Mentes en Blanco es claramente una película de serie B; o sea, una película de poco presupuesto. Esto, en principio, no debería afectar a la calidad de la misma, ya que existen grandes títulos en los que sus productores no han invertido demasiado dinero. Precisamente, su mayor defecto no se encuentra en su puesta en escena: éste se localiza en la casi total ausencia de un guión mínimamente coherente.
Todo empieza en una nave industrial en la que despiertan cinco hombres que han perdido la memoria. Algunos están atados o esposados; ni ellos ni el espectador conocen el motivo. Aislados por completo del mundo exterior, el único contacto que tienen con éste se realiza mediante una llamada telefónica, la cual les ofrece una pequeña pista que les induce a suponer que la causa de su encierro pueda ser debida a un secuestro. A partir de esta premisa -y entre recelos y desconfianzas-, deberán descubrir quién es el carcelero y quién el rehén. La guerra cerebral por recuperar la consciencia antes que los otros acaba de empezar.

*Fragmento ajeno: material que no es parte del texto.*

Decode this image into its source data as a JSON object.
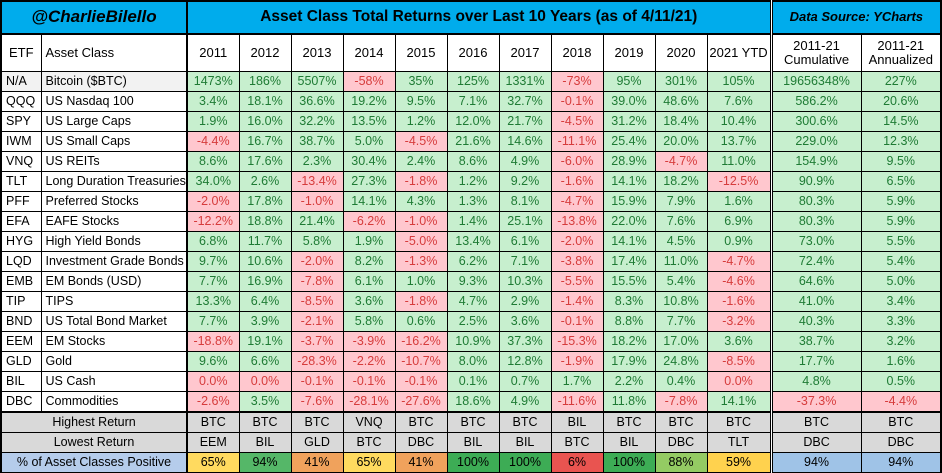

La película avanza lentamente a través de dos narraciones paralelas: por un lado, la visión de los prisioneros intentando adivinar en quien pueden confiar y cómo escapar de su reclusión; y, por el otro, la pugna de los secuestradores para obtener el dinero del rescate y huir de la policía.
A pesar de contar con un elenco de actores de cierto nivel (James Caviezel, Greg Kinnear, Peter Stormare o Barry Pepper, entre otros), el debutante Simon Brand –un realizador procedente del mundo del vídeo-clip- no sabe sacarles ningún tipo de partido y, encegado en su afán por ir dando las claves del puzzle a cuentagotas, elimina cualquier atisbo de tensión o intriga en su historia. A menudo, tuve la sensación de estar ante un film ya visto, lleno de trucos recurrentes y sorpresas tan innecesarias como increíbles. Esta obsesión efectista por conseguir el asombro del público roza, en algunos momentos, el ridículo, alcanzando el clímax de lo risible en su resolución final.
Si alguna virtud posee Mentes en Blanco es su concentrado metraje (apenas noventa minutos de duración), aunque si me hubiesen dejado unas tijeras o una goma de borrar, la habría aligerado un poco más, suprimiendo la trama de persecución policial, que no hace otra cosa que lastrar el ya de por sí tedioso ritmo de este olvidable producto (y nunca mejor dicho, teniendo en cuenta su título).